Dégel du Saint-Laurent à Québec en 1692
Voici une petite scène de l’arrivée du printemps à Québec vers 1692. Même si les auteurs du passage cité sont nos contemporains, ils ont tenté de récréer l’époque d’une façon colorée et réaliste:
Le Saint-Laurent entrait dans les terribles douleurs du dégel. Le grand serpent froid allait s’éveiller. Il allait perdre sa peau de glace, muer vers la transmutation liquide, laissant apparaître à travers la carapace brisée des glaces, sa peau bleu sombre, foncée de vert glauque.
En trois jours et trois nuits, tout changea.
Le jour, sous le soleil brûlant, la plaine commença de suer sa blancheur marmoréenne, se léprosant de vastes zones assombries qui révélaient une fragilité inquiétante, avant de se déchirer sur la plaie noire de l’eau.
La nuit, on entendit craquer et s’entrechoquer des pans de glace énormes, banquises remuées par le va-et-vient pénible et souterrain des marées les aspirant, suivant les heures, en amont, puis les renversant en aval, dans un mouvement épuisé de lave blanche qui, dans les semaines suivantes, allait rouler ses blocs puissants les unes contre les autres, les poussant à se heurter, à s’affronter, à se chevaucher, dressées comme des monstres en amour, pour ensuite s’effondrer et repartir lentement à la dérive dans un entrelacs fluide qui les cernerait et les capturerait ainsi que les mailles d’un filet géant.
*
Semaines de dégel pendant lesquelles le fleuve et les glaces engloutiraient leur contingent de nautoniers trop hardis. Au début, nul ne voulait renoncer à passer d’une rive à l’autre comme on en avait pris l’habitude. De l’Île d’Orléans, de Lévis, de Beaupré, on partait en traîneau après avoir guetté l’étendue sournoise en criant « À Dieu vat! » et l’on se retrouvait, appelant au secours sur un radeau plus froid que la mort, tandis que les chevaux après s’être débattus dans la purée glacée disparaissaient au fond du Saint-Laurent et que le véhicule, broyé, craquait comme une vielle noix creuse et terminait sa carrière en épave flottante.
Les barques et les canots repartirent, et furent lancés dans les premiers chenaux ouverts. Leurs équipages les hissaient et les traînaient sur les étendues de glace encore solides, encore immenses, et les échos retentissaient des cris d’encouragement des équipages halant leurs chaloupes comme un attelage de chevaux se serait arc-bouté à tirer un tombereau ensablé.

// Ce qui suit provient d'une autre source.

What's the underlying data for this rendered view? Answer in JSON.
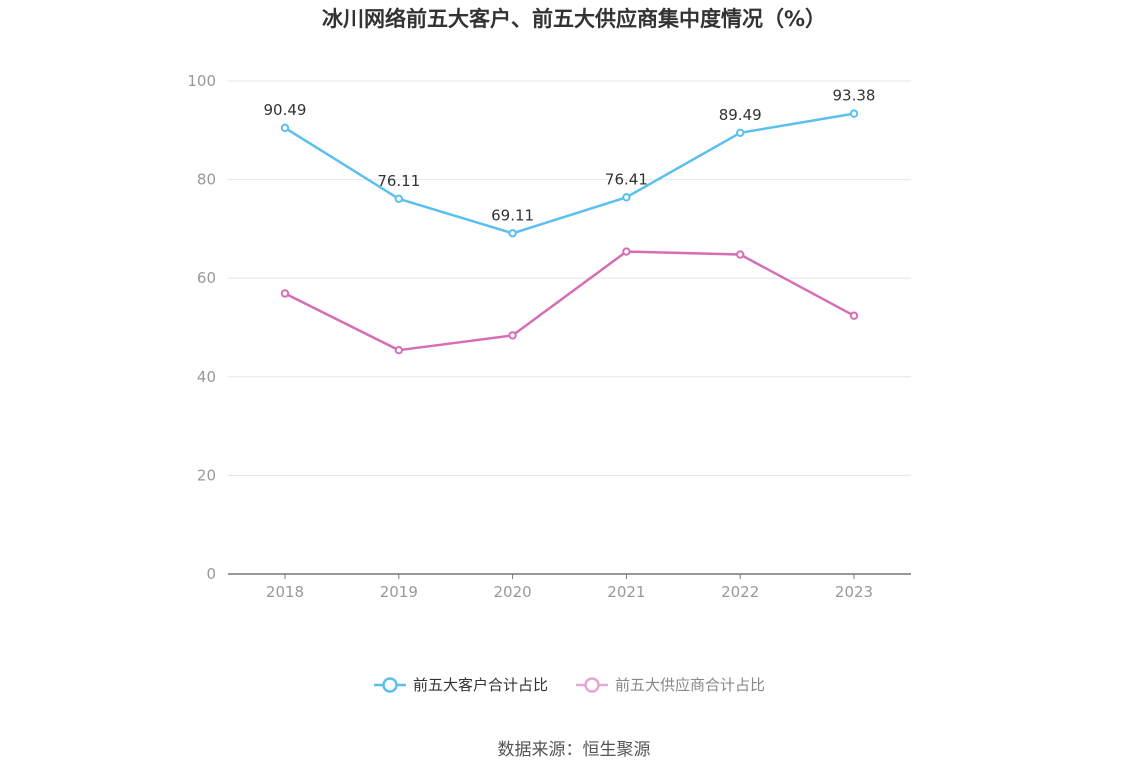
{
  "chart_data": {
    "type": "line",
    "title": "冰川网络前五大客户、前五大供应商集中度情况（%）",
    "categories": [
      "2018",
      "2019",
      "2020",
      "2021",
      "2022",
      "2023"
    ],
    "ylim": [
      0,
      100
    ],
    "yticks": [
      "0",
      "20",
      "40",
      "60",
      "80",
      "100"
    ],
    "grid": true,
    "legend_position": "bottom",
    "series": [
      {
        "name": "前五大客户合计占比",
        "color": "#5bbfef",
        "values": [
          90.49,
          76.11,
          69.11,
          76.41,
          89.49,
          93.38
        ],
        "labels": [
          "90.49",
          "76.11",
          "69.11",
          "76.41",
          "89.49",
          "93.38"
        ],
        "show_labels": true
      },
      {
        "name": "前五大供应商合计占比",
        "color": "#d66eb6",
        "legend_color": "#e8a6d2",
        "values": [
          56.9,
          45.4,
          48.4,
          65.4,
          64.8,
          52.4
        ],
        "show_labels": false
      }
    ]
  },
  "source": "数据来源：恒生聚源"
}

– Ho ! Hisse ! Hisse ! Hardi les gars !
Carrioles à traînes ou barques à rames. On ne pouvait décider encore. Il fallait risquer.
Le colon du Canada, bourré de forces accumulées par sa longue retraite de l’hiver, bondissait sur son fleuve en hurlant de défi, car venait le temps de se colleter avec lui dans la lutte la plus sauvage, paré qu’il était des deux éléments qui composaient son visage de Janus maudit : les eaux et les glaces.
Cependant l’hiver relâchait son étreinte. La neige continuait de couvrir la terre, mais glissait des branches des arbres.
L’Île d’Orléans retrouvait son pelage de bois, son échine d’un fauve clair que jetaient sur elle ses forêts d’érables aux branches dépouillées. Mais où n’allait pas tarder de monter la sève du temps des sucres.
Anne et Serge Golon Angélique à Québec. Éditions J’ai lu, 1980.